I wasn’t particularly impressed with Oregon OT Tyrell Crosby in the Bowl game, but he played much better in this one.  I was interested in his matchups with big Vita Vea and outside of one time when the Washington man got across his face, he did a nice job.  He’s not a people mover as a run blocker, but he sticks well on stretch plays and he can wash defenders up the field, using their momentum against them.  In pass protection he wasn’t tested against top edge speed – but he showed he can sit and mirror.  His hands were up and he got his strike in early – with generally good hand placement.  I could see some teams viewing him as a guard – listed at 6’5″, he looks a bit shorter.  I’m also not sure he’s an elite foot athlete, so inside might make most sense.

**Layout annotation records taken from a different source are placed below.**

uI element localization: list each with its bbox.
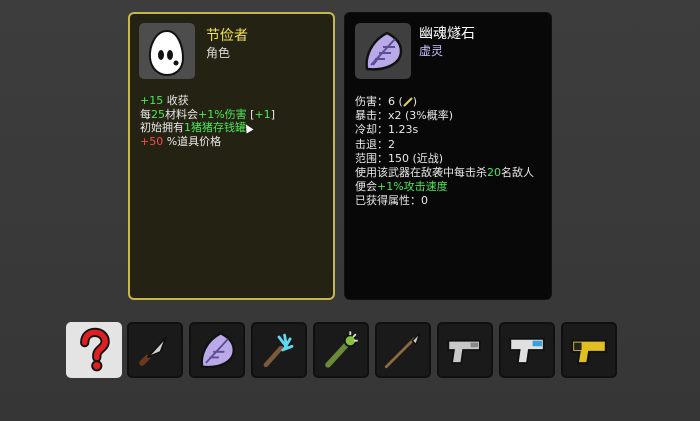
- ghost-flint-icon: [200, 331, 235, 369]
- damage-value: 6 (: [388, 95, 403, 108]
- knockback-value: 2: [388, 137, 395, 151]
- stat-amount: 1: [184, 121, 191, 134]
- effect-text: 便会: [355, 180, 377, 194]
- stat-price-text: %道具价格: [163, 134, 222, 148]
- stat-starting-item: 初始拥有1猪猪存钱罐: [140, 121, 275, 135]
- weapon-panel: 幽魂燧石 虚灵 伤害：6 () 暴击：x2 (3%概率) 冷却：1.23s 击退…: [344, 12, 552, 300]
- stat-harvest-text: 收获: [163, 94, 189, 107]
- weapon-crit: 暴击：x2 (3%概率): [355, 109, 534, 123]
- stat-item-price: +50 %道具价格: [140, 135, 275, 149]
- spiked-club-icon: [325, 331, 358, 368]
- pistol-icon: [447, 339, 481, 364]
- weapon-damage: 伤害：6 (): [355, 95, 534, 109]
- stat-price-value: +50: [140, 134, 164, 148]
- stat-bracket-close: ]: [270, 107, 275, 121]
- weapon-effect-line2: 便会+1%攻击速度: [355, 180, 534, 194]
- stat-prefix: 每: [140, 107, 151, 121]
- slot-knife[interactable]: [127, 322, 183, 378]
- knockback-label: 击退：: [355, 137, 388, 151]
- weapon-cooldown: 冷却：1.23s: [355, 123, 534, 137]
- character-role: 角色: [206, 46, 231, 60]
- weapon-stats: 伤害：6 () 暴击：x2 (3%概率) 冷却：1.23s 击退：2 范围：15…: [355, 95, 534, 209]
- damage-label: 伤害：: [355, 95, 388, 108]
- ghost-flint-icon: [365, 31, 403, 71]
- knife-icon: [139, 336, 168, 366]
- question-mark-icon: [80, 327, 110, 372]
- slot-taser[interactable]: [561, 322, 617, 378]
- slot-ghost-flint[interactable]: [189, 322, 245, 378]
- spear-icon: [384, 332, 421, 369]
- stat-harvest-value: +15: [140, 94, 164, 107]
- taser-icon: [571, 339, 607, 364]
- stat-damage-per-material: 每25材料会+1%伤害 [+1]: [140, 108, 275, 122]
- slot-spiked-club[interactable]: [313, 322, 369, 378]
- effect-bonus: +1%攻击速度: [377, 180, 448, 194]
- character-name: 节俭者: [206, 28, 248, 44]
- slot-ice-scepter[interactable]: [251, 322, 307, 378]
- slot-spear[interactable]: [375, 322, 431, 378]
- weapon-range: 范围：150 (近战): [355, 152, 534, 166]
- smg-icon: [509, 337, 545, 364]
- slot-pistol[interactable]: [437, 322, 493, 378]
- crit-value: x2 (3%概率): [388, 109, 454, 123]
- range-label: 范围：: [355, 151, 388, 165]
- character-panel: 节俭者 角色 +15 收获 每25材料会+1%伤害 [+1] 初始拥有1猪猪存钱…: [128, 12, 335, 300]
- stat-bracket-value: +1: [254, 107, 271, 121]
- cooldown-value: 1.23s: [388, 123, 419, 137]
- weapon-portrait: [355, 23, 411, 79]
- weapon-effect-line1: 使用该武器在敌袭中每击杀20名敌人: [355, 166, 534, 180]
- weapon-attributes: 已获得属性：0: [355, 194, 534, 208]
- weapon-knockback: 击退：2: [355, 138, 534, 152]
- stat-middle: 材料会: [165, 107, 198, 121]
- weapon-type: 虚灵: [419, 44, 444, 58]
- stat-item-link[interactable]: 猪猪存钱罐: [191, 121, 246, 134]
- slot-random[interactable]: [66, 322, 122, 378]
- weapon-name: 幽魂燧石: [419, 26, 475, 42]
- effect-text: 名敌人: [501, 166, 534, 180]
- range-value: 150 (近战): [388, 151, 444, 165]
- egg-face-icon: [148, 29, 185, 77]
- stat-harvest: +15 收获: [140, 94, 275, 108]
- stat-prefix: 初始拥有: [140, 121, 184, 134]
- attributes-label: 已获得属性：: [355, 194, 421, 208]
- melee-dagger-icon: [403, 97, 413, 107]
- crit-label: 暴击：: [355, 109, 388, 123]
- slot-smg[interactable]: [499, 322, 555, 378]
- cooldown-label: 冷却：: [355, 123, 388, 137]
- character-stats: +15 收获 每25材料会+1%伤害 [+1] 初始拥有1猪猪存钱罐 +50 %…: [140, 94, 275, 148]
- ice-scepter-icon: [263, 333, 294, 368]
- stat-amount: 25: [151, 107, 165, 121]
- attributes-value: 0: [421, 194, 428, 208]
- stat-bonus: +1%伤害: [198, 107, 247, 121]
- effect-text: 使用该武器在敌袭中每击杀: [355, 166, 487, 180]
- effect-amount: 20: [487, 166, 501, 180]
- character-portrait: [139, 23, 195, 79]
- damage-close: ): [412, 95, 418, 108]
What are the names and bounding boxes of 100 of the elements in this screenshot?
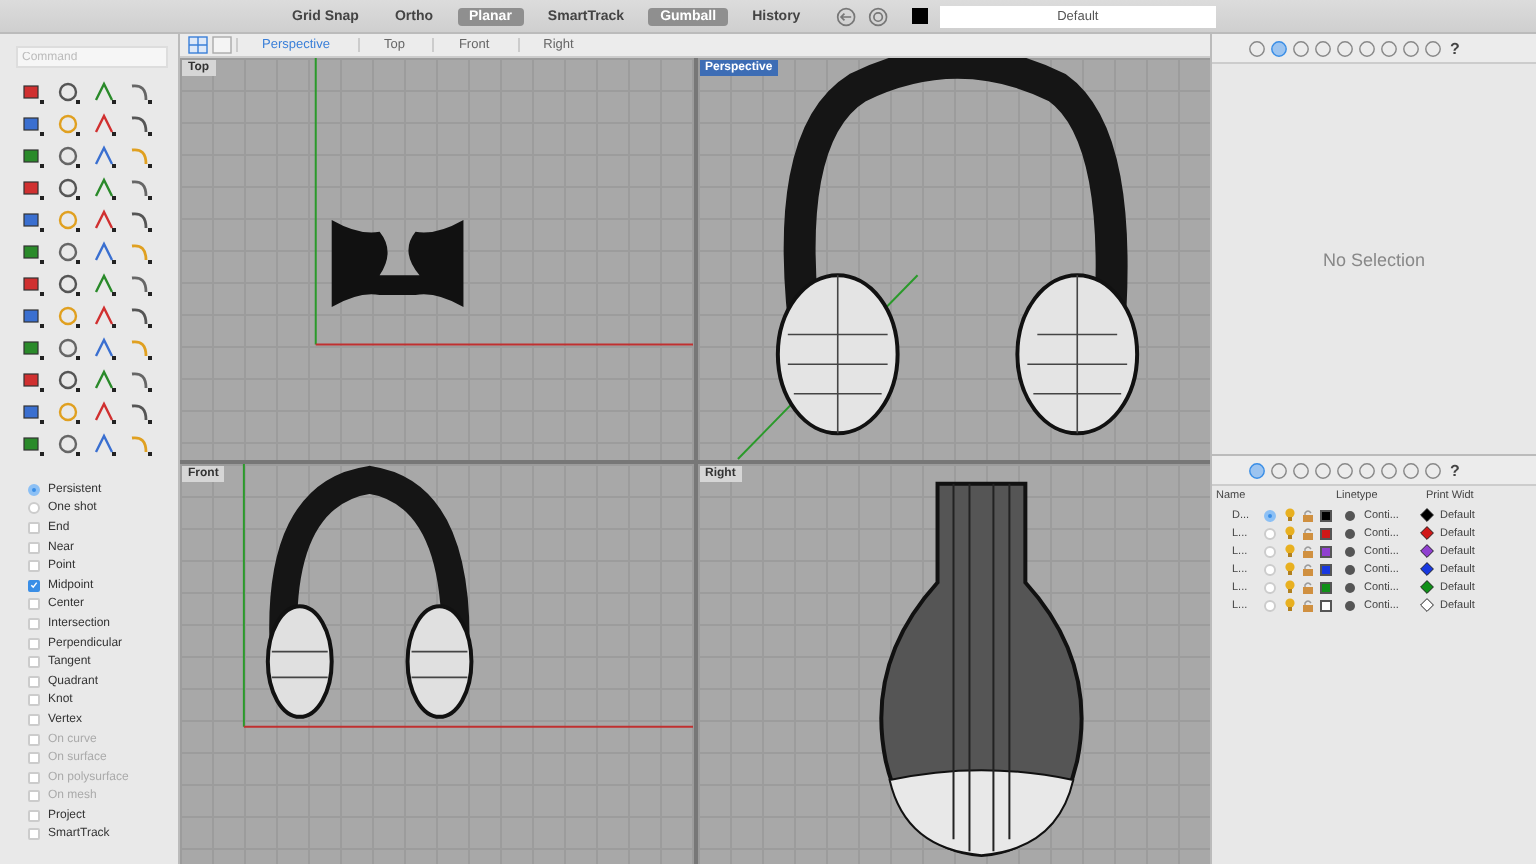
checkbox[interactable] [28,521,40,534]
tool-icon[interactable] [56,144,80,168]
checkbox[interactable] [28,809,40,822]
tool-icon[interactable] [20,144,44,168]
checkbox[interactable] [28,598,40,611]
layer-color-swatch[interactable] [1320,527,1332,539]
panel-tab-icon[interactable] [1314,461,1332,479]
panel-tab-icon[interactable] [1402,461,1420,479]
tool-icon[interactable] [92,304,116,328]
tool-icon[interactable] [20,336,44,360]
help-icon[interactable]: ? [1450,461,1460,479]
checkbox[interactable] [28,637,40,650]
checkbox[interactable] [28,694,40,707]
layer-color-swatch[interactable] [1320,545,1332,557]
tool-icon[interactable] [128,80,152,104]
tool-icon[interactable] [20,240,44,264]
tool-icon[interactable] [20,208,44,232]
tool-icon[interactable] [56,240,80,264]
tool-icon[interactable] [56,80,80,104]
panel-tab-icon[interactable] [1248,39,1266,57]
tool-icon[interactable] [92,144,116,168]
tool-icon[interactable] [128,304,152,328]
tool-icon[interactable] [92,400,116,424]
tool-icon[interactable] [56,400,80,424]
target-icon[interactable] [868,5,889,27]
tool-icon[interactable] [20,400,44,424]
layer-color-swatch[interactable] [1320,599,1332,611]
tool-icon[interactable] [56,432,80,456]
radio-button[interactable] [28,483,40,496]
bulb-icon[interactable] [1284,526,1296,540]
tool-icon[interactable] [128,176,152,200]
tool-icon[interactable] [20,80,44,104]
tool-icon[interactable] [20,368,44,392]
tool-icon[interactable] [20,176,44,200]
tool-icon[interactable] [56,304,80,328]
panel-tab-icon[interactable] [1424,461,1442,479]
panel-tab-icon[interactable] [1380,461,1398,479]
tool-icon[interactable] [56,112,80,136]
panel-tab-icon[interactable] [1358,39,1376,57]
current-layer-radio[interactable] [1264,599,1276,611]
tool-icon[interactable] [128,240,152,264]
tool-icon[interactable] [92,240,116,264]
panel-tab-icon[interactable] [1336,39,1354,57]
tool-icon[interactable] [20,272,44,296]
layer-color-swatch[interactable] [1320,563,1332,575]
tool-icon[interactable] [56,272,80,296]
tool-icon[interactable] [92,176,116,200]
color-swatch[interactable] [912,8,928,24]
tool-icon[interactable] [128,368,152,392]
checkbox[interactable] [28,713,40,726]
tool-icon[interactable] [92,368,116,392]
panel-tab-icon[interactable] [1380,39,1398,57]
checkbox[interactable] [28,560,40,573]
panel-tab-icon[interactable] [1314,39,1332,57]
tool-icon[interactable] [128,208,152,232]
panel-tab-icon[interactable] [1248,461,1266,479]
panel-tab-icon[interactable] [1292,461,1310,479]
current-layer-radio[interactable] [1264,581,1276,593]
checkbox[interactable] [28,617,40,630]
help-icon[interactable]: ? [1450,39,1460,57]
bulb-icon[interactable] [1284,562,1296,576]
tool-icon[interactable] [128,272,152,296]
tool-icon[interactable] [128,112,152,136]
current-layer-radio[interactable] [1264,527,1276,539]
checkbox[interactable] [28,656,40,669]
panel-tab-icon[interactable] [1358,461,1376,479]
tool-icon[interactable] [92,336,116,360]
bulb-icon[interactable] [1284,508,1296,522]
tool-icon[interactable] [56,176,80,200]
tool-icon[interactable] [56,368,80,392]
bulb-icon[interactable] [1284,598,1296,612]
tool-icon[interactable] [20,304,44,328]
current-layer-radio[interactable] [1264,563,1276,575]
current-layer-radio[interactable] [1264,545,1276,557]
four-view-icon[interactable] [188,36,208,54]
tool-icon[interactable] [128,400,152,424]
tool-icon[interactable] [56,336,80,360]
layer-color-swatch[interactable] [1320,581,1332,593]
tool-icon[interactable] [56,208,80,232]
panel-tab-icon[interactable] [1402,39,1420,57]
checkbox[interactable] [28,541,40,554]
tool-icon[interactable] [128,336,152,360]
tool-icon[interactable] [92,432,116,456]
panel-tab-icon[interactable] [1424,39,1442,57]
tool-icon[interactable] [128,144,152,168]
panel-tab-icon[interactable] [1270,461,1288,479]
bulb-icon[interactable] [1284,544,1296,558]
checkbox[interactable] [28,579,40,592]
panel-tab-icon[interactable] [1336,461,1354,479]
panel-tab-icon[interactable] [1270,39,1288,57]
current-layer-radio[interactable] [1264,509,1276,521]
tool-icon[interactable] [92,208,116,232]
panel-tab-icon[interactable] [1292,39,1310,57]
checkbox[interactable] [28,828,40,841]
tool-icon[interactable] [92,272,116,296]
tool-icon[interactable] [128,432,152,456]
tool-icon[interactable] [20,112,44,136]
bulb-icon[interactable] [1284,580,1296,594]
radio-button[interactable] [28,502,40,515]
tool-icon[interactable] [92,80,116,104]
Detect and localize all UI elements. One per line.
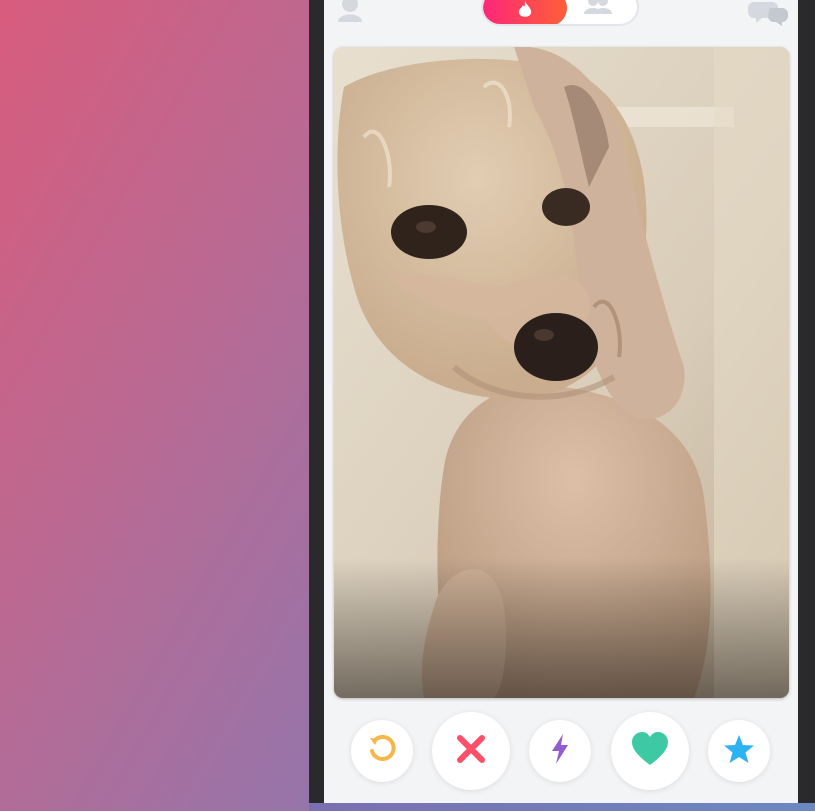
phone-bottom-edge	[309, 803, 815, 811]
close-icon	[454, 732, 488, 771]
nope-button[interactable]	[432, 712, 510, 790]
boost-button[interactable]	[529, 720, 591, 782]
card-bottom-shade	[334, 558, 789, 698]
star-icon	[723, 733, 755, 770]
lightning-icon	[549, 733, 571, 770]
app-screen	[324, 0, 798, 803]
flame-icon	[517, 0, 533, 24]
action-buttons-bar	[324, 711, 798, 791]
toggle-dating-active[interactable]	[483, 0, 567, 24]
rewind-icon	[367, 734, 397, 769]
social-people-icon[interactable]	[581, 0, 615, 23]
mode-toggle[interactable]	[481, 0, 639, 26]
like-button[interactable]	[611, 712, 689, 790]
heart-icon	[630, 731, 670, 772]
rewind-button[interactable]	[351, 720, 413, 782]
top-navigation-bar	[324, 0, 798, 38]
profile-icon[interactable]	[336, 0, 364, 22]
messages-icon[interactable]	[748, 0, 788, 26]
super-like-button[interactable]	[708, 720, 770, 782]
profile-card[interactable]	[334, 47, 789, 698]
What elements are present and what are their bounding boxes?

One of the reasons I wanted to watch this game is for Washington WR/PR Dante Pettis as he was hurt for the Bowl game.  He had a PR for a score in this one, which was his 9th in his college career – an NCAA record.  That elite PR ability, added to his ability as a WR means he is likely going to be a top 100 pick.  He also had a receiving TD, getting on top of the CB on a deep post and adjusting nicely to the ball in the air.  Quite why you would punt to him, I don’t know, but he’s electric in this phase of the game and was fun to watch.

Washington RB Myles Gaskin isn’t the biggest (5’10” 191 lbs), but he’s patient and then explodes.  He cuts at full speed and can defenders look silly.  A junior with three years over 1,000 yards, I would expect him to declare to avoid another year of wear on his body.  The size will prevent him from being a super-high pick, but he’s so exciting, I think he has a solid top 100 shot.  His backup, Lavon Coleman, should be drafted.  In this one, he had a fantastic TD run, getting tackled, but landing on top of the defender, keeping his balance and then heading to the end zone.